On 24.01.2013 19:44, Simon Riggs wrote:
On 24 January 2013 16:52, Heikki Linnakangas<hlinnakan...@vmware.com>  wrote:
I may be missing something, but it looks like after a "fast" promotion, you
don't request a new checkpoint. So it can take quite a while for the next
checkpoint to be triggered by checkpoint_timeout/segments. That shouldn't be
a problem, but I feel that it'd be prudent to request a new checkpoint
immediately (not necessarily an "immediate" checkpoint, though).

I thought of that and there is a long comment to explain why I didn't.

Two problems:

1) an immediate checkpoint can cause a disk/resource usage spike,
which is definitely not what you need just when a spike of connections
and new SQL hits the system.

It doesn't need to be an "immediate" checkpoint, ie. you don't need to rush through it with checkpoint_completion_target=0. I think you should initiate a regular, slow, checkpoint, right after writing the end-of-recovery record.
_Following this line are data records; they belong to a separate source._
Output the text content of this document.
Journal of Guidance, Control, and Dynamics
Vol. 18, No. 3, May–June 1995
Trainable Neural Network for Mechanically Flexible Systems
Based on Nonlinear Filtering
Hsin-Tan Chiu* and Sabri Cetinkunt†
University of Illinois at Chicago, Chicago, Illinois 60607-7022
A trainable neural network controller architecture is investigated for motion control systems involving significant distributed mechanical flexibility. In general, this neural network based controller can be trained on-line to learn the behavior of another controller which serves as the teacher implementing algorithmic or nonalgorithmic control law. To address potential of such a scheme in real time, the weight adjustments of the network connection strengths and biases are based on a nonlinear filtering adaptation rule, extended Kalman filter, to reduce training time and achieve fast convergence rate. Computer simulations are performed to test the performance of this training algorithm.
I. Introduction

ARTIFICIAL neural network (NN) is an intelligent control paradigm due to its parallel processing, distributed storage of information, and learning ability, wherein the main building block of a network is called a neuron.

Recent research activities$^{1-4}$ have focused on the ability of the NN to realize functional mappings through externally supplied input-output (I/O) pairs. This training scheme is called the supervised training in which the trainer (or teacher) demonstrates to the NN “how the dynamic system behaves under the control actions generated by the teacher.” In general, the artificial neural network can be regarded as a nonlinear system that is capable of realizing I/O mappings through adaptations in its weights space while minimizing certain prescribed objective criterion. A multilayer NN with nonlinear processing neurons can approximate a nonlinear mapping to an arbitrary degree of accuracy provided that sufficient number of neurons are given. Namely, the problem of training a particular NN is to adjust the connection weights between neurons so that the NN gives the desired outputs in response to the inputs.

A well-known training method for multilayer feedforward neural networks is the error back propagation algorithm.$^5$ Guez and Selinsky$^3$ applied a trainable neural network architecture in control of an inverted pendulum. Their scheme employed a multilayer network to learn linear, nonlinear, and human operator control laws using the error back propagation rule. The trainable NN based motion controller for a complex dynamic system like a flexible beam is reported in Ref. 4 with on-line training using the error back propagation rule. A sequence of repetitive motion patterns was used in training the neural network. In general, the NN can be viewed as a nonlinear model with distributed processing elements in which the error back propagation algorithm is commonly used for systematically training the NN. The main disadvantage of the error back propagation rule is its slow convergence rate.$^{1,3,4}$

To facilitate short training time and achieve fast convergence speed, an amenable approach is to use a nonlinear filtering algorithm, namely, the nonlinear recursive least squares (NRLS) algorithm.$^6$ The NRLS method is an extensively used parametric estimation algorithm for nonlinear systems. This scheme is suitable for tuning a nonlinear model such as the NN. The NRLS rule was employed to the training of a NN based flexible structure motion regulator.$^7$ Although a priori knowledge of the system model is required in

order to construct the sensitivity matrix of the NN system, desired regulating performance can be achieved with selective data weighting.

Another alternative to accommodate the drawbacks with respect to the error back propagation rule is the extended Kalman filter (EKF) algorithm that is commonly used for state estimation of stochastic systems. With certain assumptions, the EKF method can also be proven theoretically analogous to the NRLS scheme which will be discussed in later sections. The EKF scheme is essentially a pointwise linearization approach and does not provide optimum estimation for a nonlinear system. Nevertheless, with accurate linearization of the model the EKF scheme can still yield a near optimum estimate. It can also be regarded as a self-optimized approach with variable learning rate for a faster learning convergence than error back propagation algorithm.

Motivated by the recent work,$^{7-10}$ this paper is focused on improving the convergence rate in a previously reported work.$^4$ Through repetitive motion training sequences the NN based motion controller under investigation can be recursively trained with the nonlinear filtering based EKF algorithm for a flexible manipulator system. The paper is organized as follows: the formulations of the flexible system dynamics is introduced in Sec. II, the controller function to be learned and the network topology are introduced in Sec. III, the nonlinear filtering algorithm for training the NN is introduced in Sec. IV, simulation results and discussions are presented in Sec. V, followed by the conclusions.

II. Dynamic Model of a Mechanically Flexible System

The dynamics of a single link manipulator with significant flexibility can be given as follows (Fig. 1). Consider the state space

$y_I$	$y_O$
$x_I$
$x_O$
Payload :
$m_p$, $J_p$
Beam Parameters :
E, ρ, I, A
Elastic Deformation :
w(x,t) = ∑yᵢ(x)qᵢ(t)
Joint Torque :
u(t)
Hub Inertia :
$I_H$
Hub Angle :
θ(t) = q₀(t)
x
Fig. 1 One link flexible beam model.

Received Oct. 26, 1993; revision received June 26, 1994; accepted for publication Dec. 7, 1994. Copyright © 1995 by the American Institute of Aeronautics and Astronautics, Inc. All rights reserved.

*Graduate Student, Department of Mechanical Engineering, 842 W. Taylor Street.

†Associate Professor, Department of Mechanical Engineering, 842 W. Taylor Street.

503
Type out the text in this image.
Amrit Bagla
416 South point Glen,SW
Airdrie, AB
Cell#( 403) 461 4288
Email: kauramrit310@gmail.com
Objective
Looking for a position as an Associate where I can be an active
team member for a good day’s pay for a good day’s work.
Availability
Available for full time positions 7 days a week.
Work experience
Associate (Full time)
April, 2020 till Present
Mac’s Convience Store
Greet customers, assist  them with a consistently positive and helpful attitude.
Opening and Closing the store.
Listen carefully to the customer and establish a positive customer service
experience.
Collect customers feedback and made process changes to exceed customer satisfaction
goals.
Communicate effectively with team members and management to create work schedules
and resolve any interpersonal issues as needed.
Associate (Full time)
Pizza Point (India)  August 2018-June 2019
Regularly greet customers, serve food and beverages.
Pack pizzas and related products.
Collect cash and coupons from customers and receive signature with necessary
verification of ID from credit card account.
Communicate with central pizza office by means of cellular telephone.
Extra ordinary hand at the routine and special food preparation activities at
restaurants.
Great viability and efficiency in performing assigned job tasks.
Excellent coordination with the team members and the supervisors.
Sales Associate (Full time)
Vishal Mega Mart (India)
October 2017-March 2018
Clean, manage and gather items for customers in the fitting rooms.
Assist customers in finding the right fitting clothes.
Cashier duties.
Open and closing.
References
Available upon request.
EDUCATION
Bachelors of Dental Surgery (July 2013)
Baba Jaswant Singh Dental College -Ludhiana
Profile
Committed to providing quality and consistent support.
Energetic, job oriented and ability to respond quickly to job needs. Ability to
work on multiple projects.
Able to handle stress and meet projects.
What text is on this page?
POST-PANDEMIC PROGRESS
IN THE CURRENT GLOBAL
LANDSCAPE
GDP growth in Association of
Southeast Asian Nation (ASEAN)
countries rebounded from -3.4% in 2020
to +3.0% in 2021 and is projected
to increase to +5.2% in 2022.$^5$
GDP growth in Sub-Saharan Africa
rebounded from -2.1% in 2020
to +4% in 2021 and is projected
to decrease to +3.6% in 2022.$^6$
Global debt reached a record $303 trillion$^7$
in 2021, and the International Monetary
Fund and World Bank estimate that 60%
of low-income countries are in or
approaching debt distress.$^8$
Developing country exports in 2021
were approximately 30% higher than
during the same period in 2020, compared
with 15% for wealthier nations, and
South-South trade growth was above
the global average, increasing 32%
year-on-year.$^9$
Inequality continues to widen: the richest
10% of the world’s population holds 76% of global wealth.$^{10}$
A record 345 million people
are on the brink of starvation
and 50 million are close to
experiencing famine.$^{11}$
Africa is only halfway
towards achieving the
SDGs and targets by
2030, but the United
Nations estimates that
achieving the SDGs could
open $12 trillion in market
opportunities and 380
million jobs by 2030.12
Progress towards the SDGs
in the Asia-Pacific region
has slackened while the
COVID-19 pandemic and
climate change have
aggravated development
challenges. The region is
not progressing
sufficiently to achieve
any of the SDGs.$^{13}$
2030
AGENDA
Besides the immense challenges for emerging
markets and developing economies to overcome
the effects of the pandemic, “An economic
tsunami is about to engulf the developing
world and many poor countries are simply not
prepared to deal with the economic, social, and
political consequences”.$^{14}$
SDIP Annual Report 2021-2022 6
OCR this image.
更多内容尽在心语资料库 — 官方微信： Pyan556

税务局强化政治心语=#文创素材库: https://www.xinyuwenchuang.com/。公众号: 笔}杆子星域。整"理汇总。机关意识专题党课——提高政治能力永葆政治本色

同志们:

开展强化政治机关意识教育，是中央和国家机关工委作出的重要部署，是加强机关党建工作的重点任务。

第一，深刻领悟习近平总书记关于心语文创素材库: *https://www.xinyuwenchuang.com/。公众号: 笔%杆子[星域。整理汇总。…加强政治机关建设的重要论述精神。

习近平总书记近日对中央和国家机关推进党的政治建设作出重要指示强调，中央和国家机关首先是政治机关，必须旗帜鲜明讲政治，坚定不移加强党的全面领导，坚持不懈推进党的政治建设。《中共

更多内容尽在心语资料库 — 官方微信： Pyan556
It can take some time for it to finish, which is ok.

There's no hard correctness reason here for any particular behavior, I just feel that that would make most sense. It seems prudent to initiate a checkpoint right after timeline switch, so that you get a new checkpoint on the new timeline fairly soon - it could take up to checkpoint_timeout otherwise, but there's no terrible rush to finish it ASAP.